The current interest in ethical AI means the Open Source community should push for the underlying code to be released under a free software license. Although that goes beyond simple transparency, the manifest success of the open-source methodology in every computing domain (with the possible exception of the desktop), lends weight to the argument that doing so is good not just for transparency, but for efficiency too.
However, as well as a huge opportunity, AI also represents a real threat to free software—not directly, but by virtue of the fact that most of the big breakthroughs in the field are being made by companies with extensive resources. They naturally are interested in making money from AI, so they see it ultimately as just part of the research and development work that will lead to new products. That contrasts with Linux, say, which is first and foremost a community project that involves large-scale—and welcome—collaboration with industry. Currently missing are major open-source AI projects running independently of any company.
There have been some moves to bring the worlds of open source and AI together. For example, in March 2018, The Linux Foundation launched the LF Deep Learning Foundation:
...an umbrella organization that will support and sustain open source innovation in artificial intelligence, machine learning, and deep learning while striving to make these critical new technologies available to developers and data scientists everywhere.
Founding members of LF Deep Learning include Amdocs, AT&T, B.Yond, Baidu, Huawei, Nokia, Tech Mahindra, Tencent, Univa, and ZTE. With LF Deep Learning, members are working to create a neutral space where makers and sustainers of tools and infrastructure can interact and harmonize their efforts and accelerate the broad adoption of deep learning technologies.
As part of that initiative, The Linux Foundation also announced Acumos AI:
...a platform and open source framework that makes it easy to build, share, and deploy AI apps. Acumos standardizes the infrastructure stack and components required to run an out-of-the-box general AI environment. This frees data scientists and model trainers to focus on their core competencies and accelerates innovation.

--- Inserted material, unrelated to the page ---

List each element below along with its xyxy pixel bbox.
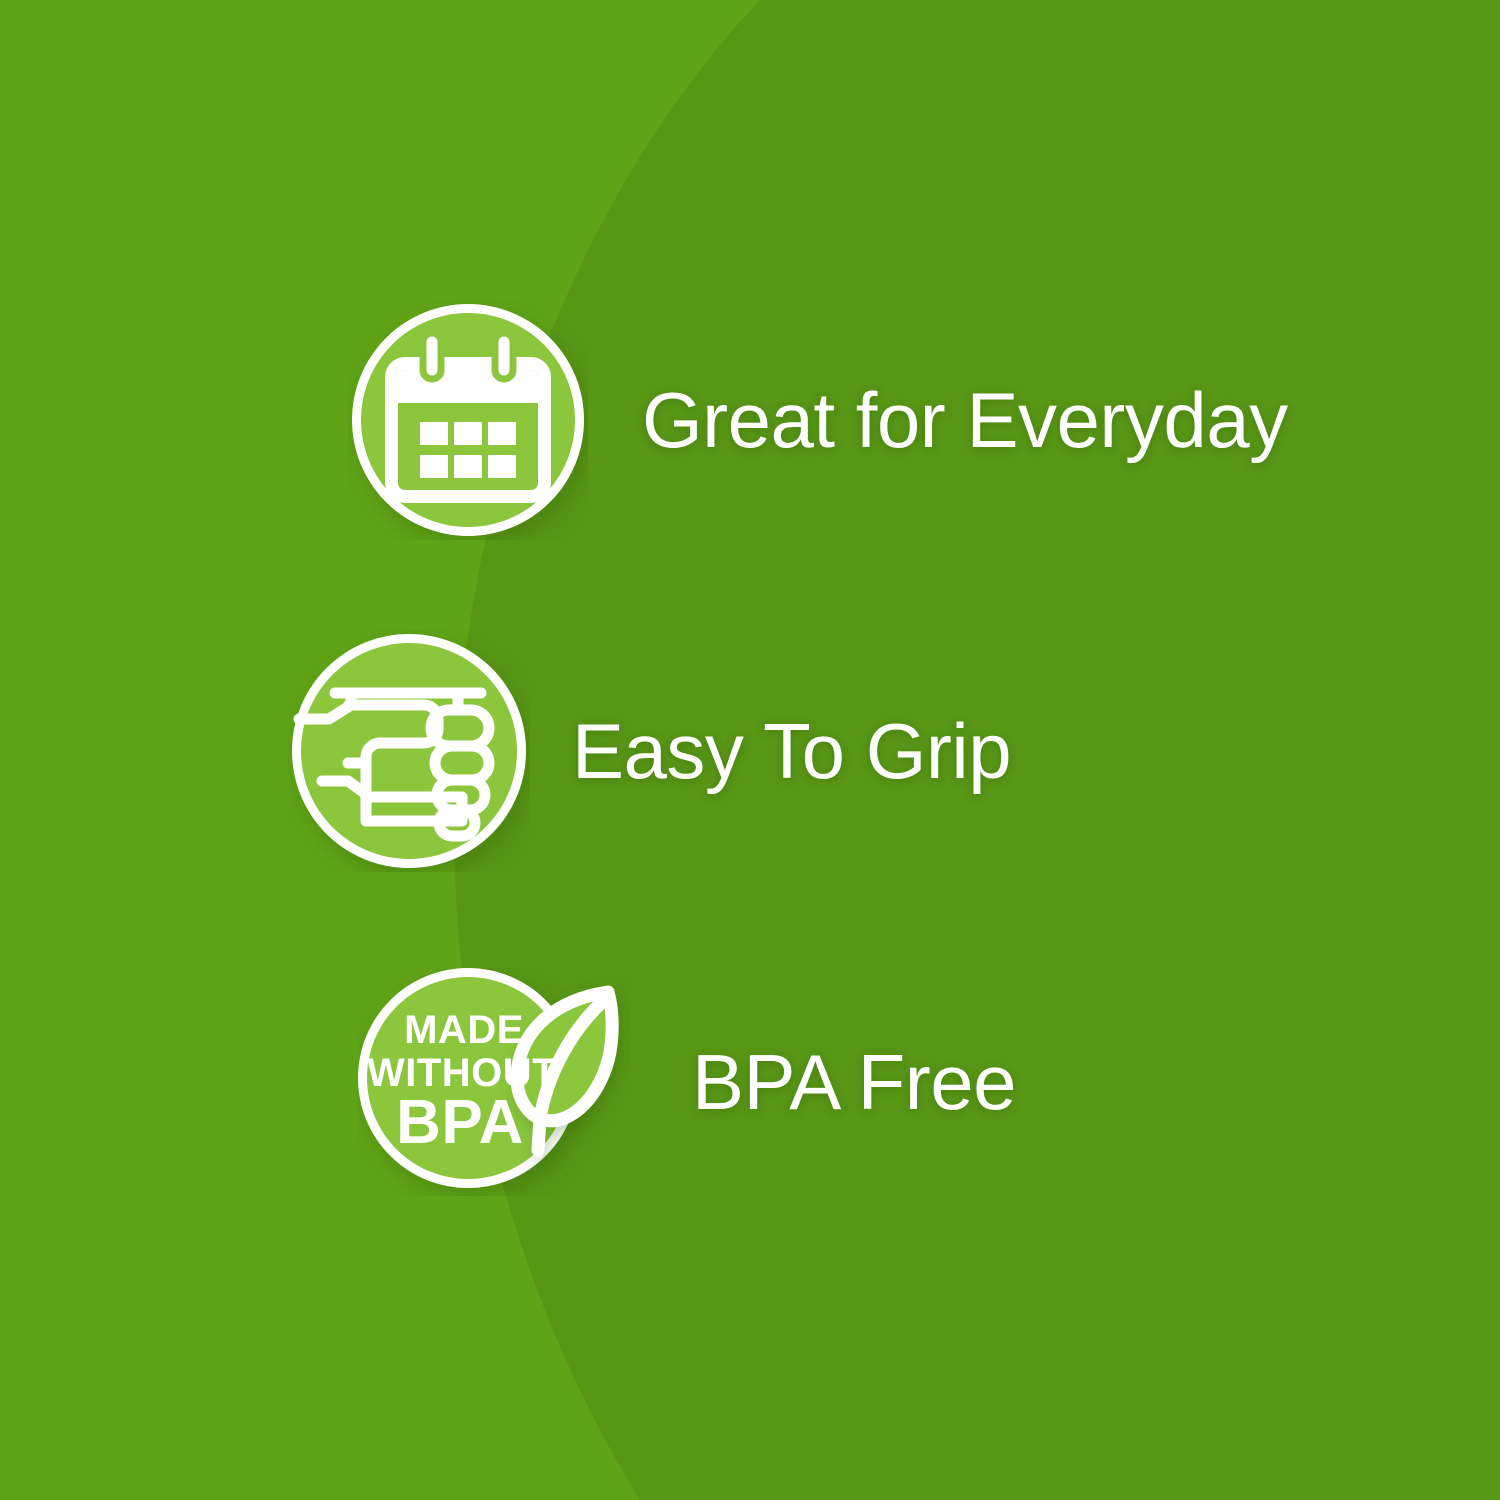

Both of those are welcome steps, but the list of founding members emphasizes once more how the organization is dominated by companies—many of them from China, which is emerging as a leader in this space. That's no coincidence. As the "Deciphering China's AI Dream" report explains, the Chinese government has made it clear that it wants to be an AI "superpower" and is prepared to expend money and energy to that end. Things are made easier by the country's limited privacy protection laws. As a result, huge quantities of data, including personal data, are available for training AI systems—a real boon for local researchers. Crucially, AI is seen as a tool for social control. Applications include pre-emptive censorship, predictive policing and the introduction of a "social credit system" that will constantly monitor and evaluate the activities of Chinese citizens, rank their level of trustworthiness and reward or punish them accordingly.

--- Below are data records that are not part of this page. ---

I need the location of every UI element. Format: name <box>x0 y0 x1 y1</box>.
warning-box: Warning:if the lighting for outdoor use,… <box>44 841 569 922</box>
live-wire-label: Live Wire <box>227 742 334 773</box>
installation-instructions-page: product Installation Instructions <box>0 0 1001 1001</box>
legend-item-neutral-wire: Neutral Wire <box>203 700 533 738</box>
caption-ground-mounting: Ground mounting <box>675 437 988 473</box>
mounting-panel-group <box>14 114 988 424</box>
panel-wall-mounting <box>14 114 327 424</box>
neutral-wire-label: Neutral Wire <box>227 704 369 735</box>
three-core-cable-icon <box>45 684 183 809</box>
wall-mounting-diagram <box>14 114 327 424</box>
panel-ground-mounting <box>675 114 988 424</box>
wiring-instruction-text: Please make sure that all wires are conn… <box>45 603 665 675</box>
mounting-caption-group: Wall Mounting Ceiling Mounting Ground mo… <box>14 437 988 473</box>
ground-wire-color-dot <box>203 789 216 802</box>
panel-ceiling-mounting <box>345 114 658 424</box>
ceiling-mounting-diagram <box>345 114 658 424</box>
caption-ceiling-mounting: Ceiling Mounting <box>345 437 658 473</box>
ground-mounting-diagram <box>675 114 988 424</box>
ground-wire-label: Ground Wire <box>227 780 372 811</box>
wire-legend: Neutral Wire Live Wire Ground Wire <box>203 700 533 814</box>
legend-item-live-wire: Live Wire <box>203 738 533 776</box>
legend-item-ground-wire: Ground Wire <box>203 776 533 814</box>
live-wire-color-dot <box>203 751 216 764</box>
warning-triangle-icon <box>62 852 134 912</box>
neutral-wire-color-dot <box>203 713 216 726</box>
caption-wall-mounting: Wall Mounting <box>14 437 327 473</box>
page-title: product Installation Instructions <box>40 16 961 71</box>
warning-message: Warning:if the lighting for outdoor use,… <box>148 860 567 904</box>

Given the Chinese authorities' published priorities, it is unlikely that the development of AI technologies by local companies will pay more than lip service to ethical issues. As the recent incidents involving Google, Amazon and Microsoft indicate, it's not clear that Western companies will do much better. That leaves a vitally important role for open source—to act as beacon of responsible AI software development. That can be achieved only if leaders step forward to propose and initiate ambitious AI projects, and if the coding community embraces and helps realize those plans. If this doesn't happen, 30 years of work in freeing software and its users could be rendered moot by a new generation of inscrutable black boxes running closed-source code—and the world.